Indian Winter, Part III

In the past two articles in this series, we’ve taken a peek at life in Mumbai. This article continues the bird’s eye view of one of the largest cities in India. (Read Part I and Part II of the series.)

Need to go anywhere?

Where public transportation is concerned, India is convenient, if unconventional?at least in terms of Canadian expectations. Need to go anywhere? There’s always a rickshaw close by, zooming past your flat or parked in a nearby niche, waiting for your business. Rickshaws are easy to hail, and the ride is open (minimal glass and no door on one side) and breezy. Additionally, driving speeds aren’t oppressive, with 50 km/h being the fastest speeds you’ll attain (and these on the fly-over, or highway). The near-constant presence of traffic jams reduces speeds even more. As for safety measures, well?the kids loved the rickshaw’s lack of carseats and seatbelts; returning to Canadian vehicles and seating restraints was a rude shock for them.

What’s the best thing about rickshaw rides? No filling gas, no driving, just enjoying the sights and scenery along the way, but most of all, the freedom to hop in and go places for comparatively cheap. The downside? The dust. The lack of rain at non-monsoon times means there’s no dampening the dust, and nothing to hold it down; a fun rickshaw ride across the fly-way inevitably means a bath later on.

Tea, anyone?

As you might have guessed, tea is a favourite in India, both during the morning and mid-afternoon. In fact, tea is so popular that It’s openly sold in the streets to businesses or passers-by, much like we have snack trucks in Canada. In India, though, the sale is made by the chaiwallah (tea seller), who walks up and down the road in the mornings and at teatime with a platter holding glasses of fresh, hot tea. He sells hundreds of glasses a day, and his tea really is good.

Tea in India tastes different than the tea available in Canada, even if the tea leaves we have here are supposed to be from India or Sri Lanka. It’s far more delicious, and I think the reason may be that although teabags are available in India, using loose black tea to make your chai is more typical. Additionally, the concentration of milk in the tea is higher; usually, It’s made with a milk-and-water base (as opposed to our North American custom of adding a small amount of cream to an already-prepared cup of tea).
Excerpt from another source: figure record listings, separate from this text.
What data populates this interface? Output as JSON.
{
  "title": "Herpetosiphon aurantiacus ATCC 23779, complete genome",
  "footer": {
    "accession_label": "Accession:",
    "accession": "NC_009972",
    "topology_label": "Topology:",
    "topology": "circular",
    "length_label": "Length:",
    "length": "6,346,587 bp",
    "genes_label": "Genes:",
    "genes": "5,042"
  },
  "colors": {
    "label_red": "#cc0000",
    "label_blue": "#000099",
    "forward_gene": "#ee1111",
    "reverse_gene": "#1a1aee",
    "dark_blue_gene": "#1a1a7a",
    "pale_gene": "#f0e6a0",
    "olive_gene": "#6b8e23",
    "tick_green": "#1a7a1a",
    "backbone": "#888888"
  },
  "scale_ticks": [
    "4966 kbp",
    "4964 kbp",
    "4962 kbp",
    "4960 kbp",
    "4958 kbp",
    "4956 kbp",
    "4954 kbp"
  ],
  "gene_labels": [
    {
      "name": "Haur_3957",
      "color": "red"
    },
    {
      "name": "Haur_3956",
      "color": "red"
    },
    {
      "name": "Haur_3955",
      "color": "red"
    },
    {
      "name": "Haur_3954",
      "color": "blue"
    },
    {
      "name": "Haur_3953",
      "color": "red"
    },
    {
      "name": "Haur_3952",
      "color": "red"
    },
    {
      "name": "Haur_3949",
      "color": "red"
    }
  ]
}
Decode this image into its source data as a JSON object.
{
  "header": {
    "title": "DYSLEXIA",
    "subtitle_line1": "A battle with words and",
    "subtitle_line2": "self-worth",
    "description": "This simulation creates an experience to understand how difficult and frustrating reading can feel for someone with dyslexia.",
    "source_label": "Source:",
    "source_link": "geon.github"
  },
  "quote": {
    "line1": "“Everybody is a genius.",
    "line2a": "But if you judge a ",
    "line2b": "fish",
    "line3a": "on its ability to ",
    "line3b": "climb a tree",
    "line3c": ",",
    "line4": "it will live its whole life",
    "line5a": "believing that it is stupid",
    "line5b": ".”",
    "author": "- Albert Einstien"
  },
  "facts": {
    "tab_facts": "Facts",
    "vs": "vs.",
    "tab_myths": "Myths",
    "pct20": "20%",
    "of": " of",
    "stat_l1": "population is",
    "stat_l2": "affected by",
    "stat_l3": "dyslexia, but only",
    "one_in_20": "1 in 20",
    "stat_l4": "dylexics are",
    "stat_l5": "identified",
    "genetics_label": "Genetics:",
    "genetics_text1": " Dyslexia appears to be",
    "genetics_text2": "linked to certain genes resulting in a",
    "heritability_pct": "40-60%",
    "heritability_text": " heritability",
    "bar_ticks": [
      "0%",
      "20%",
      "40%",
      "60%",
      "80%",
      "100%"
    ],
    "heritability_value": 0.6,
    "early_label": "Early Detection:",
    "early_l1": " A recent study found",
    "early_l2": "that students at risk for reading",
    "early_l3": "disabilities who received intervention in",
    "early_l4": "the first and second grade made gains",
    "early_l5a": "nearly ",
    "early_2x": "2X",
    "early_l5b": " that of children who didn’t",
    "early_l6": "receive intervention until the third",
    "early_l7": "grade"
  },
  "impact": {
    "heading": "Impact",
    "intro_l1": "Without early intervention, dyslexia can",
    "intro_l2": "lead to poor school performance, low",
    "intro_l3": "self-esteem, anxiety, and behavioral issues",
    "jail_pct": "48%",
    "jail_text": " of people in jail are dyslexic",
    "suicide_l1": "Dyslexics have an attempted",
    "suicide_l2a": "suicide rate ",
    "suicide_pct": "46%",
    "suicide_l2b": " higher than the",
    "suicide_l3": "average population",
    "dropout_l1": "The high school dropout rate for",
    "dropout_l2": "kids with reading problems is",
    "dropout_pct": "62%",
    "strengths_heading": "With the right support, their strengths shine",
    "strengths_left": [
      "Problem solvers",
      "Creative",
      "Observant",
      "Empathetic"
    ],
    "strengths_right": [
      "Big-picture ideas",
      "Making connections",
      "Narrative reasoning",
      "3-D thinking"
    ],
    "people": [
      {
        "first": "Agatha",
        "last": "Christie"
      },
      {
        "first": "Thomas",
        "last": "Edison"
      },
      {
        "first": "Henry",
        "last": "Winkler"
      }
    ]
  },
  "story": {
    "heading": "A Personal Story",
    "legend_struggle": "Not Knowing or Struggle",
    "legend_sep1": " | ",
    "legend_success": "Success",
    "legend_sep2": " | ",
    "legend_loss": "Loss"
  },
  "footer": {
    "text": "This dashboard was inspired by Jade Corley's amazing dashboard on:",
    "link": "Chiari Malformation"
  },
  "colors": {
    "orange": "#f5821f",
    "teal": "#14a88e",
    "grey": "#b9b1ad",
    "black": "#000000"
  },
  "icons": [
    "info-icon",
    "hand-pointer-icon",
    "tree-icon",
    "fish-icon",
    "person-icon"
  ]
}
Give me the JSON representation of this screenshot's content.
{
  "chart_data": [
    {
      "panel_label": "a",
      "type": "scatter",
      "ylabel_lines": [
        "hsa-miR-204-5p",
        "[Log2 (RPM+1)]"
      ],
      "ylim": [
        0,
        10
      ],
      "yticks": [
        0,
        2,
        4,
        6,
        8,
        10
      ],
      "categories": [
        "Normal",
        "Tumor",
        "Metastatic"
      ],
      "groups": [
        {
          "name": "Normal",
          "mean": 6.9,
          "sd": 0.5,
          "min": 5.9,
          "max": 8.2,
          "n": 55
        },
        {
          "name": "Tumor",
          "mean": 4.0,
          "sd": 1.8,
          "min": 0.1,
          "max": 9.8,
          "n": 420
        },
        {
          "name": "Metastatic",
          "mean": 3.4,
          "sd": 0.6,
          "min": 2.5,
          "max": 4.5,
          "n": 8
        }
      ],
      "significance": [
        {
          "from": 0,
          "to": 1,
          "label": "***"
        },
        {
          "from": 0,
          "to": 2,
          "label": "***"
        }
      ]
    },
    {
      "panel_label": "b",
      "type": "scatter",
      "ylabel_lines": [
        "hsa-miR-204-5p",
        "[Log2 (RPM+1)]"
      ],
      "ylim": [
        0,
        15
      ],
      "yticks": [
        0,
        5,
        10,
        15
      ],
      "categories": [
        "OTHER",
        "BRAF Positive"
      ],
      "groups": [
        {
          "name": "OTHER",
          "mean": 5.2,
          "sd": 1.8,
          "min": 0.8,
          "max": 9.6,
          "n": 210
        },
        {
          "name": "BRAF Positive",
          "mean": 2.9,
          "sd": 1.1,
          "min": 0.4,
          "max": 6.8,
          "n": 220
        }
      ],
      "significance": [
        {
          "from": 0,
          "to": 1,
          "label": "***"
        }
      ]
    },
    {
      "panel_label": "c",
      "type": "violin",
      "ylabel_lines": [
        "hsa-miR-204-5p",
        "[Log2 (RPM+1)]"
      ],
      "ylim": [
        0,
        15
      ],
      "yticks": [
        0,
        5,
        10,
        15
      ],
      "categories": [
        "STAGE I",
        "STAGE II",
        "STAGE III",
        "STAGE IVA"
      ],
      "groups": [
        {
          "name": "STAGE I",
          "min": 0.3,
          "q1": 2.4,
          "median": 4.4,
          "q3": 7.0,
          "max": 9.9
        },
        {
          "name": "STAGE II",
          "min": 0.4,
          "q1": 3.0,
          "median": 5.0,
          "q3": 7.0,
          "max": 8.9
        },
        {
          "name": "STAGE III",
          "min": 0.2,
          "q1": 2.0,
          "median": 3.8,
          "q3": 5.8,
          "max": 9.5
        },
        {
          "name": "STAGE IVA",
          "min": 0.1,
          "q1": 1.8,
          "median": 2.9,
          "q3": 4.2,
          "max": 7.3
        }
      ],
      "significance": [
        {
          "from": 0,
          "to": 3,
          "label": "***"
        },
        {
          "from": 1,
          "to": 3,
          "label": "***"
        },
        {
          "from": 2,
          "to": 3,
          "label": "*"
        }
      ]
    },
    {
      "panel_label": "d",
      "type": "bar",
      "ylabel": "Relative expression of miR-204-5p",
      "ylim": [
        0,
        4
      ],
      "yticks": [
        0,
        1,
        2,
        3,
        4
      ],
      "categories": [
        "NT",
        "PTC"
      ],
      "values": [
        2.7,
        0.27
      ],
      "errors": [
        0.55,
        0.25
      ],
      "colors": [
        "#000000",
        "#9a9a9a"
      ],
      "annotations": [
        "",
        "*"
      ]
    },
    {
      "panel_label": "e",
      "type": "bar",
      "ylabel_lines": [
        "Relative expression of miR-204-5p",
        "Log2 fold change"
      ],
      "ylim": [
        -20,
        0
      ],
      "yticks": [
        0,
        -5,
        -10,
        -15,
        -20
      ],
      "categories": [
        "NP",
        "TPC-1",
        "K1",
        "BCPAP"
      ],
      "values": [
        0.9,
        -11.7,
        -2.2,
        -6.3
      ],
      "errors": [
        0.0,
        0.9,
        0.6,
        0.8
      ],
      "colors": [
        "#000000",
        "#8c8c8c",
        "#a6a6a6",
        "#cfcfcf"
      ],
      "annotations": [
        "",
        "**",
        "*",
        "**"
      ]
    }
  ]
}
It’s hard to describe the taste of the milk in India. When boiled, it tastes the way milk used to here: the flavour of non-homogenized fresh milk, taken from smaller cattle herds. (Conversely, typical milk in North America is homogenized; its cream content is controlled using injections; and cattle herd health is at an all-time low). It’s actually a concern in India that the milk is thinned out with water?makes me wonder what the milk originally tasted like!


In addition to come-and-go vendors, tea sellers, and rickshaws, the streets are often host to celebrations in full swing. Everyone loves a party in India. Several nights there were terrace parties on the rooftop of the building opposite ours; a truckload (literally) of caterers and food arrived in the afternoon, complemented later by balloons, musicians, and rickshaws or scooters dropping off elegantly-dressed guests.

Weddings are also occasions of great celebration. Unlike in North America, where being single or in a common-law relationship is normal, there’s more pressure in India to get married. It’s a whole cultural thing; marriages in India mean new families to meet, new bonds to be made, good food, good music, and good fun. In middle-class families, a wedding involves a splash of money, in the form of several parties (before and after the wedding), new clothes for all the female relatives (provided by the bride), as well as, of course, the usual wedding expenses.